Pajsije Ristović (1790–1814) was an abbot of the Serbian Orthodox Church who participated in the first Serbian war of independence led by Karađorđe in 1804. In 1814, he was martyred along with monk Avakum. The following year, Miloš Obrenović led the second Serbian war of independence.

In 1809, the monks of the Mošatanica Monastery who took part in an unsuccessful revolt against the Turks had to flee to another monastery in Trnava, a village near Čačak, where the Hegumen was Pajsije.

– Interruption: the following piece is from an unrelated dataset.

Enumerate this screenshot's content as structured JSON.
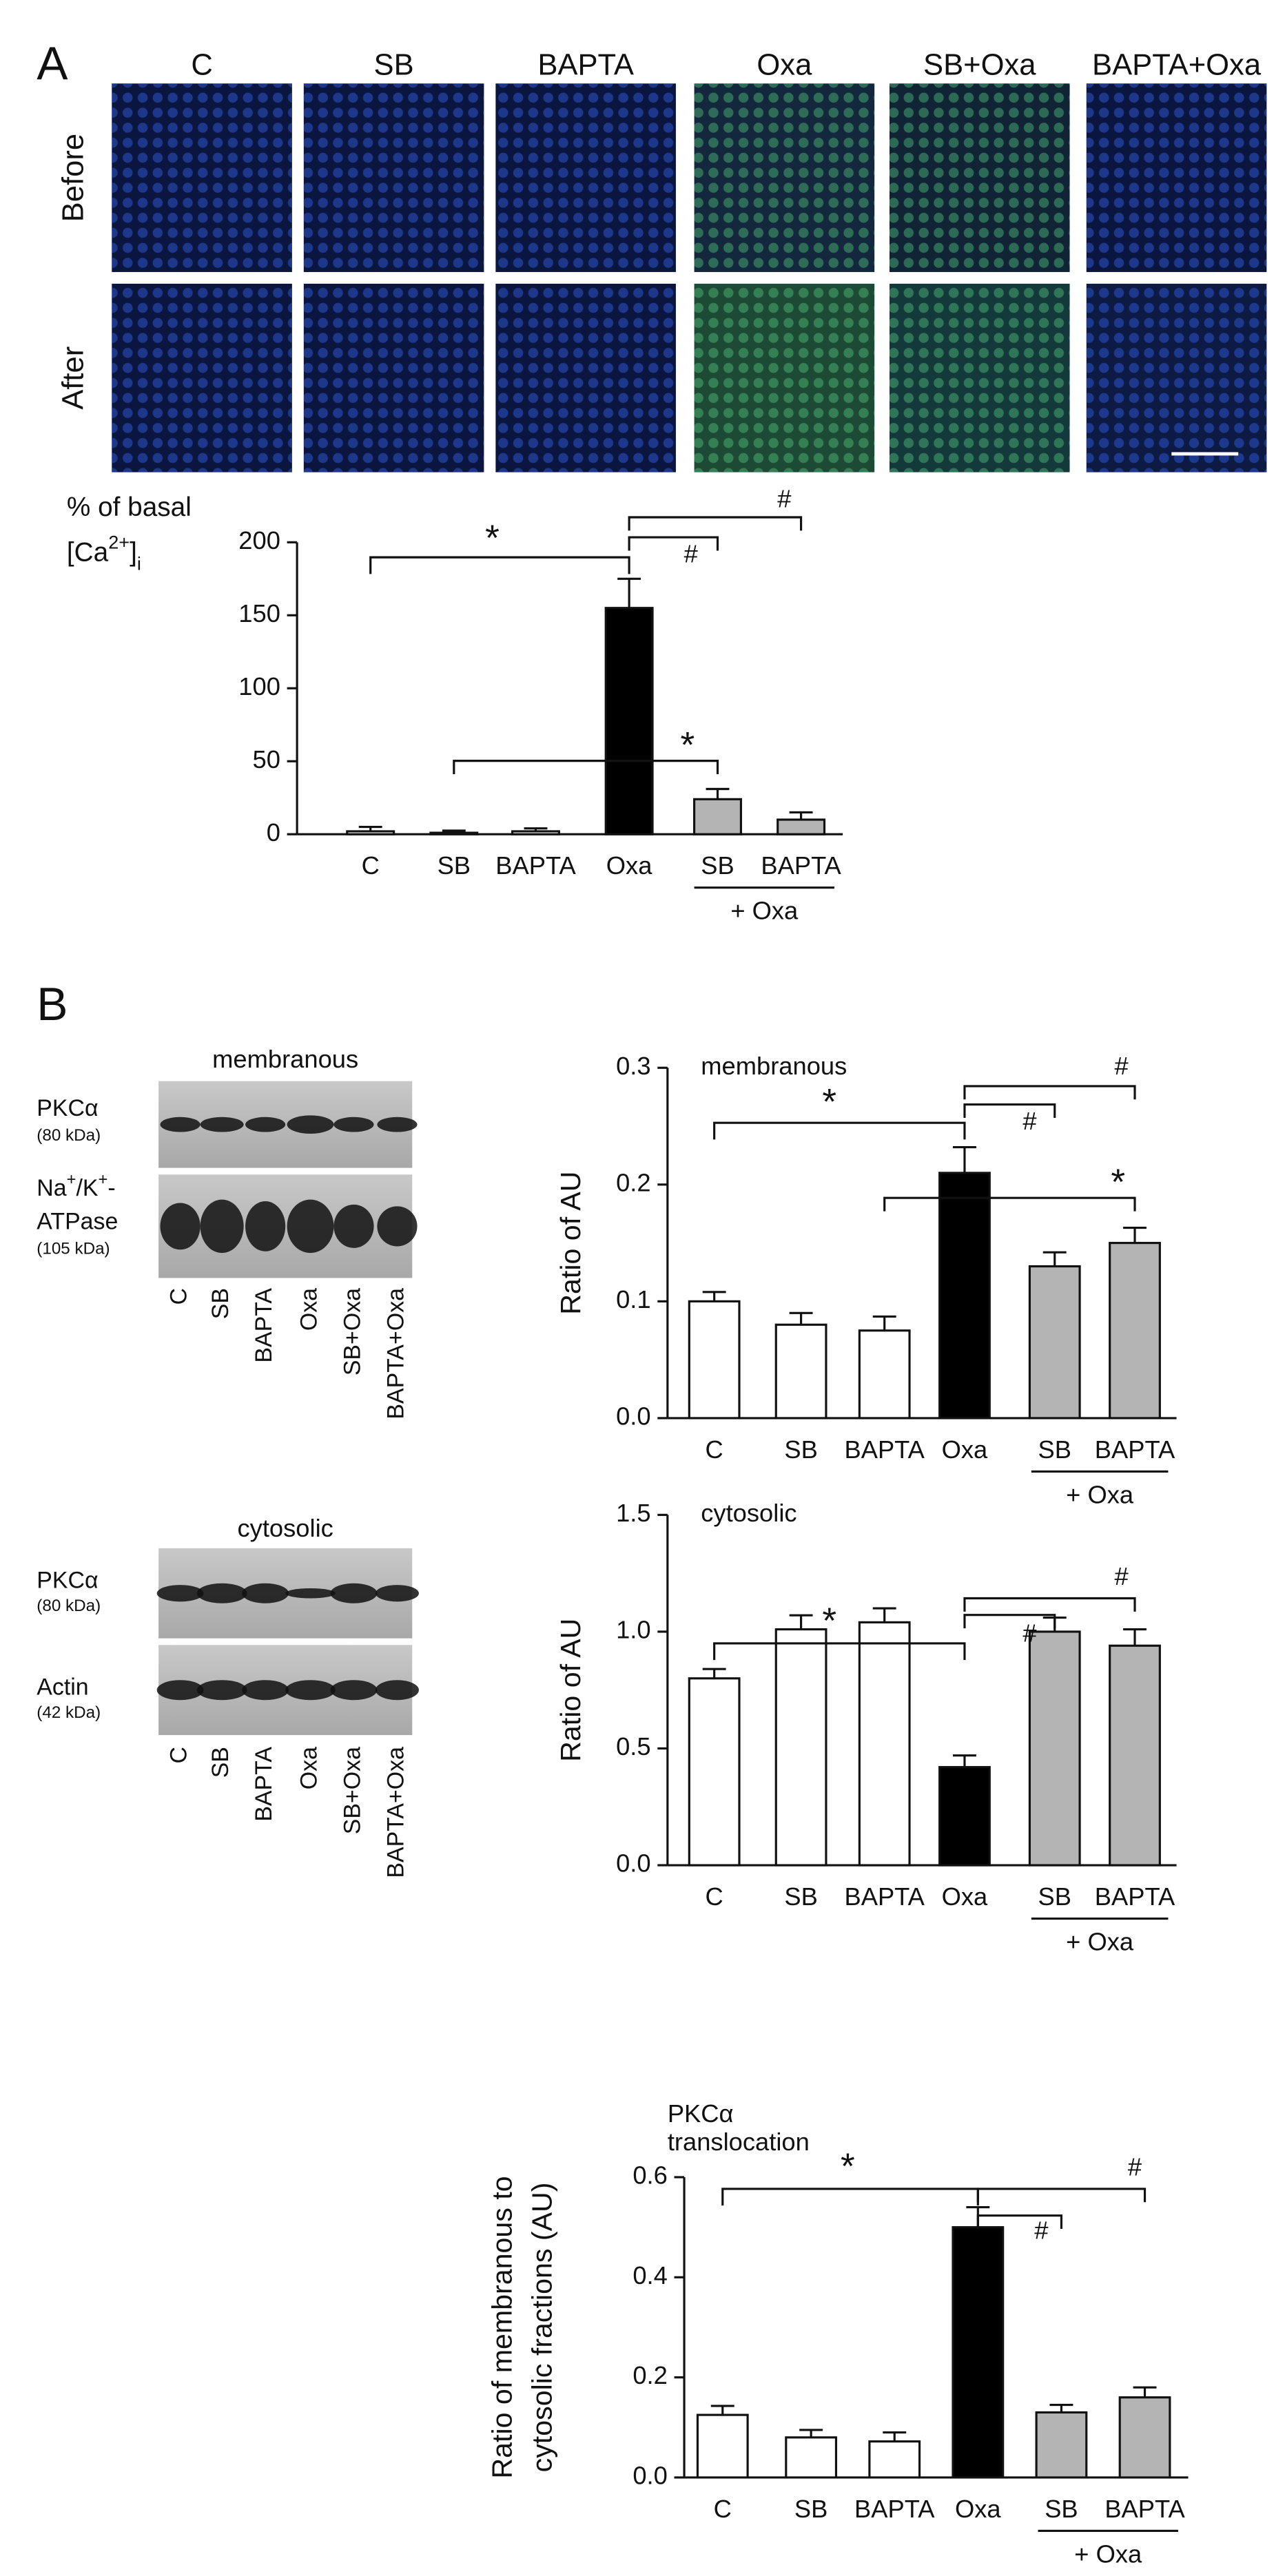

After the failed Karađorđe’s revolt in 1813, the Turks began a reign of terror against the Serbs. The people decided to attempt yet another revolt, this time under Hadži-Prodan Gligorijević, and the monks of the Trnava village became actively involved, among them were hegumen Pajsije, deacon Avakum, hieromonk Genadije, and priest Radovan Vujović. The rebellion took place on the Feast of the Cross (September 14), but it was crushed by the Turks. Many people were captured, and some were executed on the spot as a warning to others while the rest were sent to Belgrade to face charges. Among the prisoners were Avakum and Pajsije. The Turks offered to free anyone who would convert to Islam. Some of the prisoners agreed to this, but the majority refused to deny Christ, and so they were put to death, including Pajsije and Avakum. Pajsije Ristović's mother was one of the onlookers during the horrific, deadly torture of impalement at the Belgrade's Stambol Gate.

Saint Pajsije is commemorated on 17 December along with Saint Avakum.